Claire Bertschinger is royalty In U.K. healthcare.

Dame Claire Bertschinger sitting in her lab wearing the ribbon bestowed upon her by Queen Elizabeth IIClaire Bertschinger is perhaps the most famous nurse in Great Britain. The Director for the Diploma in Tropical Nursing course at the London School of Hygiene and Tropical Medicine, she was bestowed with the title of Dame by Queen Elizabeth II in 2010 for "services to Nursing and to International Humanitarian Aid.”

That service includes working in conflict zones from Afghanistan and Sudan to Sierra Leone and Lebanon. Dame Claire’s work in Ethiopia during the 1980’s inspired Band Aid and Live Aid, among the most successful rock relief concerts ever.

Her life’s work, documented in the 2005 memoir Moving Mountains, includes tropical nursing assignments from Panama to Papua New Guinea. “We slept in hammocks, [built] wood fires, washed and drank from the river,” she tells Nurses’ Station host and Regis Assistant Professor Lawana Brown. “It was very basic—and I loved it! I like a challenge. I give the best of myself when I’m faced with a challenge.”

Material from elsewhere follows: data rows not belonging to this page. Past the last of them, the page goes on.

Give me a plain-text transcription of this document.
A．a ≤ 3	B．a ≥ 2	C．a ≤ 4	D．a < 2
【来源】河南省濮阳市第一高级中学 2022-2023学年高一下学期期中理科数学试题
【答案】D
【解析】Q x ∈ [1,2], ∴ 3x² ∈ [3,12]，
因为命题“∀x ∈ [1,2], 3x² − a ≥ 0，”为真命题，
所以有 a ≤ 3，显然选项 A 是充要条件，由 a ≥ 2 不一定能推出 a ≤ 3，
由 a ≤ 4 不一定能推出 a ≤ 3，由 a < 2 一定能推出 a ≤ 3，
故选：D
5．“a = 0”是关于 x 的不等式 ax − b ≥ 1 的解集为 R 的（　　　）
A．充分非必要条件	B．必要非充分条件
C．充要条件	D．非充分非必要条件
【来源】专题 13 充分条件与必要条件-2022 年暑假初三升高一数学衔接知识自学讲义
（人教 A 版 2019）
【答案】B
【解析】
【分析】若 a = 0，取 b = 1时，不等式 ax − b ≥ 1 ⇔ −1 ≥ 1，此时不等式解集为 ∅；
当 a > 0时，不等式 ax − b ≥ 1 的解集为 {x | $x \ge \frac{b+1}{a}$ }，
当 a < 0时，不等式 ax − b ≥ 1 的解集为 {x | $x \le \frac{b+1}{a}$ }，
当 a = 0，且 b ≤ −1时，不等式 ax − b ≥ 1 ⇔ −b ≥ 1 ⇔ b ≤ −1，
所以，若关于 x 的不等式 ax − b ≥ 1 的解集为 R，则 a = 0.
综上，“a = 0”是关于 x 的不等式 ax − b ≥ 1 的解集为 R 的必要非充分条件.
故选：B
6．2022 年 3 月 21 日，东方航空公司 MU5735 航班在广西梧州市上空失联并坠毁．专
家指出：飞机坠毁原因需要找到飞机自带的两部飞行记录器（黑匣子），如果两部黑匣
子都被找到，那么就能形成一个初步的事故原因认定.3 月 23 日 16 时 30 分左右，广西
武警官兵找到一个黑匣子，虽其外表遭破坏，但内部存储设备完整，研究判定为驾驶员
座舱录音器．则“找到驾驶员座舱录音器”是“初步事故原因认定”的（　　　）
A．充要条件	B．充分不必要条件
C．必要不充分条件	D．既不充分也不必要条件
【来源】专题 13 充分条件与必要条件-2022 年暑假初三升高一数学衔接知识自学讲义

Perhaps this confidence in the face of adversity explains how Dame Claire was able to perform some tasks in war that go above and beyond even the broad job description of nurse.

“I had to cross the front line to pick up the wounded, resupply the hospitals, give emergency first aid and, when necessary, pick up the wounded on the battlefield because if they were in a no-man’s land, nobody else could go and pick them up,” she tells Lawana in a wide-ranging conversation which veers from the impact of Brexit to nursing shortages in the U.K.